Not only is there a shortage of hand sanitizer, but pretty much everything needed to put it on the shelves. The process to make it might be a relatively easy change for distillers, but the production hasn't been a (properly socially distanced) stroll in the park. Shortages of the chemicals needed for production have been an obstacle, as has acquiring containers for the sanitizer.
"We don’t have much of what we need right now. We’re making it as fast as we can and as we go," Natasha DeHart, Co-Owner of Bendt Distilling Co. in Lewisville, Texas, told Thrillist. "But there are a lot of things right now that are just completely out across the nation. So anyone that can do this is trying to do it."
That was repeated by every distiller I spoke with.
"The inventory is completely gone," Kreidler said. "We're buying bottles to be delivered in mid-April. It's unbelievably difficult to get packaging."

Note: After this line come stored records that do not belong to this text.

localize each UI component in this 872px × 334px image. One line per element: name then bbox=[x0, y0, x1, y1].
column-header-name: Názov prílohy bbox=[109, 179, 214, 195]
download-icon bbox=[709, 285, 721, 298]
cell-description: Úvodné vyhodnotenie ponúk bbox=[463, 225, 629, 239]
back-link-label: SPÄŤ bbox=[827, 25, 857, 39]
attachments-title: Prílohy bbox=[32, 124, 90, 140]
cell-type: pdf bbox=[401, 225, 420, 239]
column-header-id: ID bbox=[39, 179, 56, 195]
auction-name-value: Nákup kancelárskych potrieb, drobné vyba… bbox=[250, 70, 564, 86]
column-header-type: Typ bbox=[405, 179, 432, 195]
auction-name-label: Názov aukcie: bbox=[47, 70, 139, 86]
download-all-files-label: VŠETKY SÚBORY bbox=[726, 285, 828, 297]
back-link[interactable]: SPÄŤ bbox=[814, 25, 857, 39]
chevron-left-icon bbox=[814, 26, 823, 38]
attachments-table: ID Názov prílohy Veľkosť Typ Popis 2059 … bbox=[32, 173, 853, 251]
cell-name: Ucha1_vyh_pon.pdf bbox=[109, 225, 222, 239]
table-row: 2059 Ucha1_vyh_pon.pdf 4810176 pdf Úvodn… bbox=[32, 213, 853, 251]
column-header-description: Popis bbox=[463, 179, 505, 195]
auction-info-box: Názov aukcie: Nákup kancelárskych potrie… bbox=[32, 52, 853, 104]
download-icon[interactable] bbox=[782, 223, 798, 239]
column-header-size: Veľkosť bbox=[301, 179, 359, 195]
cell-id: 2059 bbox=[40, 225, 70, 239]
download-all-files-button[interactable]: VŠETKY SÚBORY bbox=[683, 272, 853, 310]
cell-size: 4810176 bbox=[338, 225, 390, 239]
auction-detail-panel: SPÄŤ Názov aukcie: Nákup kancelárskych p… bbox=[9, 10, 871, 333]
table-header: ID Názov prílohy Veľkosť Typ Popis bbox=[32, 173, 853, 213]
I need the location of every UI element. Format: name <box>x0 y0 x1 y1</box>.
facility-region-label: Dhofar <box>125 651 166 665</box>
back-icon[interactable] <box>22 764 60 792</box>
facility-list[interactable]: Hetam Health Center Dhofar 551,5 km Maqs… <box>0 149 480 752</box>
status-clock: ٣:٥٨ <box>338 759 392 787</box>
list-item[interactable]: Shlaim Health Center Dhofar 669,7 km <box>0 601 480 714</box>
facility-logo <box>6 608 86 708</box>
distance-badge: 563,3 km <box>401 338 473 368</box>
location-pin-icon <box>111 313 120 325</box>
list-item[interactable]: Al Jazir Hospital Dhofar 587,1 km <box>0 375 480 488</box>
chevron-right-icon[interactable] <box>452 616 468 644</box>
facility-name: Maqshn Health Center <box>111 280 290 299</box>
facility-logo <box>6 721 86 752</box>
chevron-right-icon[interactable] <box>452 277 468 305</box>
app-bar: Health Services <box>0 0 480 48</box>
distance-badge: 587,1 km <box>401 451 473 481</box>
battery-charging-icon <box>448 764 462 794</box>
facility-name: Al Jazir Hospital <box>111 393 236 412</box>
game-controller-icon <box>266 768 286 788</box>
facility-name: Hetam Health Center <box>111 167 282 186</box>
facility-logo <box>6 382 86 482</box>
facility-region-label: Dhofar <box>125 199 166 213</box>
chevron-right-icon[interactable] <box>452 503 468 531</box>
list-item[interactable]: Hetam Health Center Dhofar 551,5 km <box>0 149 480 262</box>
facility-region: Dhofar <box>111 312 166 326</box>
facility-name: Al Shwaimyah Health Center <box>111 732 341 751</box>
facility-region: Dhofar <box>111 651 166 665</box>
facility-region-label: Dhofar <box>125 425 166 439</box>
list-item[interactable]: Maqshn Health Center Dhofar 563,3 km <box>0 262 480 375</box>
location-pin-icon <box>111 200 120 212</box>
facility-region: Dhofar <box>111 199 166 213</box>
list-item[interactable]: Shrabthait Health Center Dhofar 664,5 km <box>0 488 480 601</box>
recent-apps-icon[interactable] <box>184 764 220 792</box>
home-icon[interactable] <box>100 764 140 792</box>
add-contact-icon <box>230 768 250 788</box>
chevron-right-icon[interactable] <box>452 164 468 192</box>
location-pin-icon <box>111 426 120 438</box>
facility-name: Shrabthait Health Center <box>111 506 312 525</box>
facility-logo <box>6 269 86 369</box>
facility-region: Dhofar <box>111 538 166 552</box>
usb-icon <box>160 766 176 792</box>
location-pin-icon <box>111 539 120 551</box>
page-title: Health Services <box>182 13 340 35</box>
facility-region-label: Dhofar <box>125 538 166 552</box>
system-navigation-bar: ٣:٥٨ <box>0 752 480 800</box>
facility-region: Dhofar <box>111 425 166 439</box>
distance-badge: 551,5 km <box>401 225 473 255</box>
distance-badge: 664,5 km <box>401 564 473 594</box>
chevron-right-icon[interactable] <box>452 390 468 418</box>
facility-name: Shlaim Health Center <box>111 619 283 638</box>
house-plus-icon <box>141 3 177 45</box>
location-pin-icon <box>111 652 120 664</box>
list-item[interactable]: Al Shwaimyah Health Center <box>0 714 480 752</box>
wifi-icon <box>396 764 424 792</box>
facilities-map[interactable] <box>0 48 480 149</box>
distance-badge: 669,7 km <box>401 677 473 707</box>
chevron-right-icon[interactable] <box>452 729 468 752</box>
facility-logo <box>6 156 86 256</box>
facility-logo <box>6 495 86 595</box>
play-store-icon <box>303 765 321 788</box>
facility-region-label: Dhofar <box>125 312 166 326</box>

If those obstacles can be overcome, distribution becomes yet another hurdle to be cleared. At Spirit Hounds Distillers in Colorado, part of a smaller community, head distiller Craig Englehorn says he finished a batch and the fire department walked over, grabbed some, and left. While it hasn't all been simple for Spirit Hounds, it gets even more complicated in larger communities where the need far outweighs the supply. That's both in terms of physically getting someone to pick up sanitizer and get it where it's going, and to decide where it's going in the first place.
"As people found out we're doing this over the last few days, my inbox has been flooded," Kreidler said.
It's put them in a position of ranking need, a difficult position for someone who was more concerned about gin and whiskey a month ago.
"Man, I actually woke up in the middle of the night and fretted about it, you know?" Englehorn said. "I'm going to have to go to work tomorrow and make choices about who gets this and who doesn't."
Those decisions have some distillers hoping local governments can step in and help facilitate donations to people in need. Though, the requests aren't just local. Englehorn says he got one request from a member of the US military in Germany asking Spirit Hounds to mail hand sanitizer.
It's one of many complicated situations arising in the wake of the outbreak, only to find that local establishments supported by the community are willing to give that support back in a time of need.